It’s hard to fathom that Farmington Historic Home, replete with its late 19th century vibe of a time altogether unfamiliar today, sits less than a mile away from the Highlands, arguably one of the most diverse and sometimes least elegant parts of Louisville.
Tucked away behind Bardstown Road at interstate 264 is what feels like an exquisite family heirloom ingrained in childhood memories or is at least reminiscent of the fading sepia toned photos of a place your people might have loved and tucked away in an old book.
After a bit of winding road and a turn off Bardstown, one arrives at a green space, not carved ironically out of an urban landscape to incorporate green back into the city, but an authentic green space the city grew clearly up around.

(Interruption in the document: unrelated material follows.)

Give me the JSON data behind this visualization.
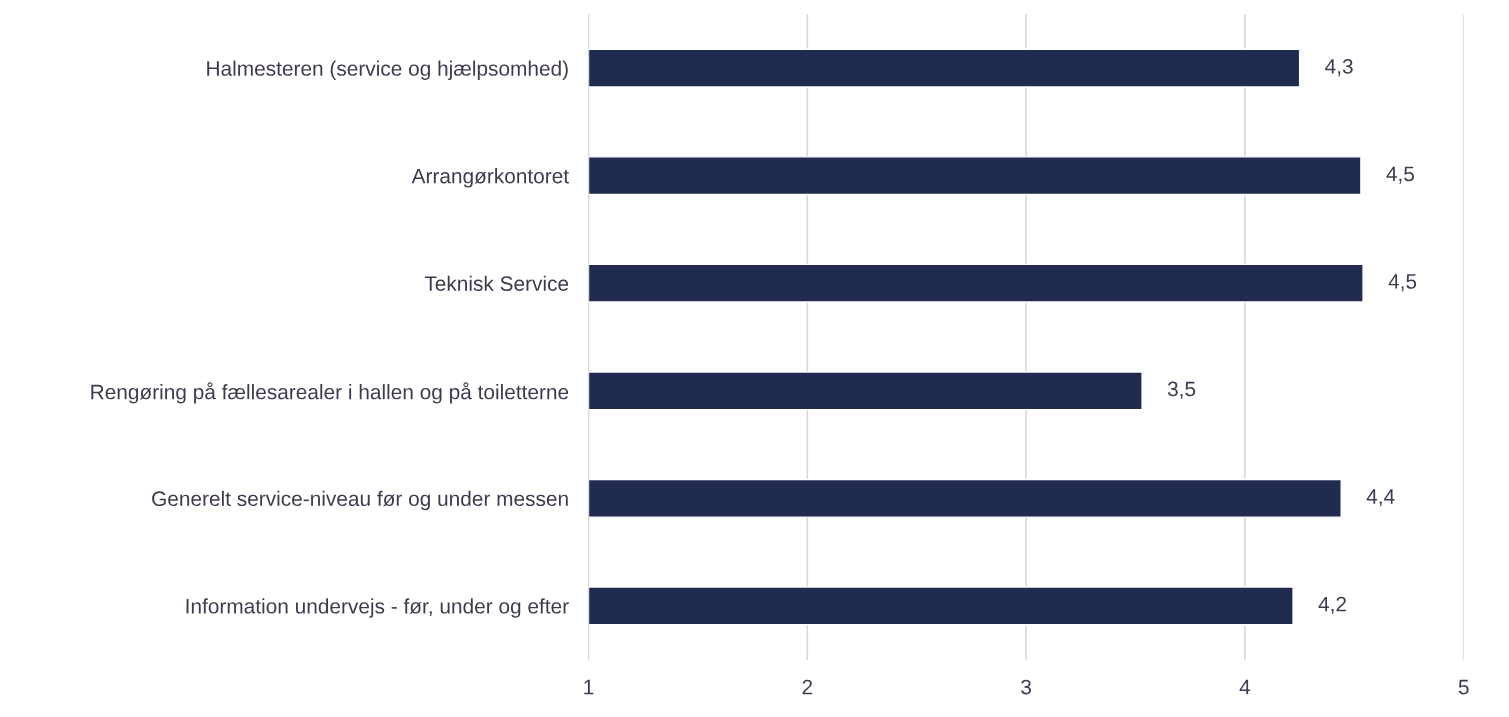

A quick walk yields the actual home of Farmington, an 1815 plantation house and what one envisions as the iconic log cabin that makes up part of the lyrics to My Old Kentucky Home, you know the one the young folks roll around the floor in and that gets a knockin’ at the door.
What an ideal setting for this not quite northern or southern, old school, yet hipster, Lexington meets Louisville, mash-up of a Derby brunch with white tablecloths in the garden under a white tent with the scene set by Bittner’s, the Original Maker’s Club, media sponsors with Garden and Gun Magazine, and the Dixie Design Collective? Guests oohed and aahed over ice sculptures while they drank mimosas and juleps and ate country ham and biscuits, beef tenderloin sliders, and bacon, sausage, and cheese blintzes among lots of other choices in an impressive buffet by Juleps Catering.

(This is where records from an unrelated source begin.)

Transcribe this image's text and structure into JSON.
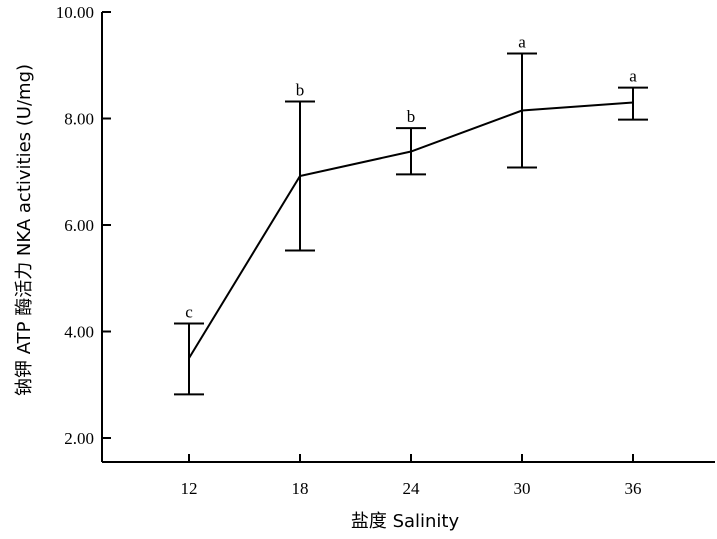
{
  "chart_data": {
    "type": "line",
    "title": "",
    "xlabel": "盐度  Salinity",
    "ylabel": "钠钾 ATP 酶活力  NKA activities (U/mg)",
    "ylim": [
      2.0,
      10.0
    ],
    "yticks": [
      "2.00",
      "4.00",
      "6.00",
      "8.00",
      "10.00"
    ],
    "categories": [
      "12",
      "18",
      "24",
      "30",
      "36"
    ],
    "series": [
      {
        "values": [
          3.5,
          6.92,
          7.38,
          8.15,
          8.3
        ],
        "error_low": [
          2.82,
          5.52,
          6.95,
          7.08,
          7.98
        ],
        "error_high": [
          4.15,
          8.32,
          7.82,
          9.22,
          8.58
        ],
        "significance": [
          "c",
          "b",
          "b",
          "a",
          "a"
        ]
      }
    ]
  }
}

For this brunch at Farmington, The Historic Home Foundation’s 34th, Dr. Steven and Heather Howell hosted Todd and Lara Needham, the owners of Dullahan, who ran in the Derby. Phoebe Wood and her husband Mark hosted guests at a table as did Dick and Ardi Wilson. Longwood Antique Woods, the co sponsor, with owners from Lexington and Louisville, brought guests from Bluegrass Trust, Lexington’s historic homes preservation nonprofit, to make brunch a truly collaborative affair.
Longwood Antique Woods, in business for 19 years, built a cabin behind the Farmington home with wood that dates back to 1795 from Nicholas county. George Gatewood, the company’s president, said it uses floors from old Kentucky barns and warehouses and that can be seen all over the state. To wit, the floors are in Gratz Park Inn in Lexington, the Jim Beam Visitor’s Center in Bardstown and in Highland Cleaner’s newest “green” learning center in the Highlands.

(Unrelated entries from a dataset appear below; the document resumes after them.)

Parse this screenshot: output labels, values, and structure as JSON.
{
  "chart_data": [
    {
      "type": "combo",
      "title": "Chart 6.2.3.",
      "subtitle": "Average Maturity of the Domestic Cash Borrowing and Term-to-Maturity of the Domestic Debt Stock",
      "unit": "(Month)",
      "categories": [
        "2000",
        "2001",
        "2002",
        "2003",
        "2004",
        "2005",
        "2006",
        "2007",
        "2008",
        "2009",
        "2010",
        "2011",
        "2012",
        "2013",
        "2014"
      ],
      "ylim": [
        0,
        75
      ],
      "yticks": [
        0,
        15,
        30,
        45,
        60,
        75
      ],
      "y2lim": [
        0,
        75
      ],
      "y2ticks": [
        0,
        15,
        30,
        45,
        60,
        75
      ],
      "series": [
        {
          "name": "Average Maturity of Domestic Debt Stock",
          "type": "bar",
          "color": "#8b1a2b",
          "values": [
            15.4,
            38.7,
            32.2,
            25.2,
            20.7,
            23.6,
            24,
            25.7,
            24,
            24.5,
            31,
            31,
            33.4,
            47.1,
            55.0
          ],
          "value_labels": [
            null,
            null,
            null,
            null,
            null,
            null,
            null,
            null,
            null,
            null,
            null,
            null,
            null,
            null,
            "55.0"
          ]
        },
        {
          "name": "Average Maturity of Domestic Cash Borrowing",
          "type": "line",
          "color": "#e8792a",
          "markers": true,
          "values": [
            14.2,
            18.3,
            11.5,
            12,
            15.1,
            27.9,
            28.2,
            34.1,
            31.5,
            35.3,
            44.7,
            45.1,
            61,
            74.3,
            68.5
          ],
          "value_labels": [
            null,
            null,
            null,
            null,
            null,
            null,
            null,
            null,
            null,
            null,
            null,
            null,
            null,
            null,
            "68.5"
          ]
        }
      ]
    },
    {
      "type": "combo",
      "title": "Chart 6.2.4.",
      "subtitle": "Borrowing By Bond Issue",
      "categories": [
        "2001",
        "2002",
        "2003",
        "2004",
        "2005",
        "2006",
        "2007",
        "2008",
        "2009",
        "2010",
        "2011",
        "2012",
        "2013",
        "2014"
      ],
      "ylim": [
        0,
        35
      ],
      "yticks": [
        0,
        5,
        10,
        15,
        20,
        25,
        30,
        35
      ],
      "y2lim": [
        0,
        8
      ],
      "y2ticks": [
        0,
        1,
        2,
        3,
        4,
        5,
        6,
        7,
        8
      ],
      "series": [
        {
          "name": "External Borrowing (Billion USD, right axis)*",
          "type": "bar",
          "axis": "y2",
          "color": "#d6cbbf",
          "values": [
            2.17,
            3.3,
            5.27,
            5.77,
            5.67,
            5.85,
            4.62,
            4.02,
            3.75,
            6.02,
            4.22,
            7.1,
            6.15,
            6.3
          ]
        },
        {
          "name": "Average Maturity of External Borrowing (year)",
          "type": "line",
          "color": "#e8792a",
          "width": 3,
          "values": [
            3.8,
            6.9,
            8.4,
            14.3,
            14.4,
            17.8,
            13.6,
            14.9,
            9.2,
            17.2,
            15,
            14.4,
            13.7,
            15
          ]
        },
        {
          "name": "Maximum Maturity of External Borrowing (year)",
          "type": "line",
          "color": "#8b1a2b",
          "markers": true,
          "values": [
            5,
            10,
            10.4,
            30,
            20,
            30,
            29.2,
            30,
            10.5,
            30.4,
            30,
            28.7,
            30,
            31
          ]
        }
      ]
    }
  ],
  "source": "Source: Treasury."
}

The practice of mixing traditional and modern is a concept Speed Stodghill, an eight year member of the Historic Homes Foundation board, embraces, as Farmington seeks to host more weddings, highlight its renovated gardens and grow into an even more sought after event space. “Organizations change,” Stodghill said, “A new group of people put their own stamp on this thing,” he explained, to showcase Farmington in a way to which a newer generation can relate and participate.
Based on the guests’ smiles and the incessant photo opps in the cabin and especially in the gardens, it seems the strategy paid off. A happy crowd left the quiet green of Farmington in the morning for an afternoon at Churchill Downs that was guaranteed to be anything but.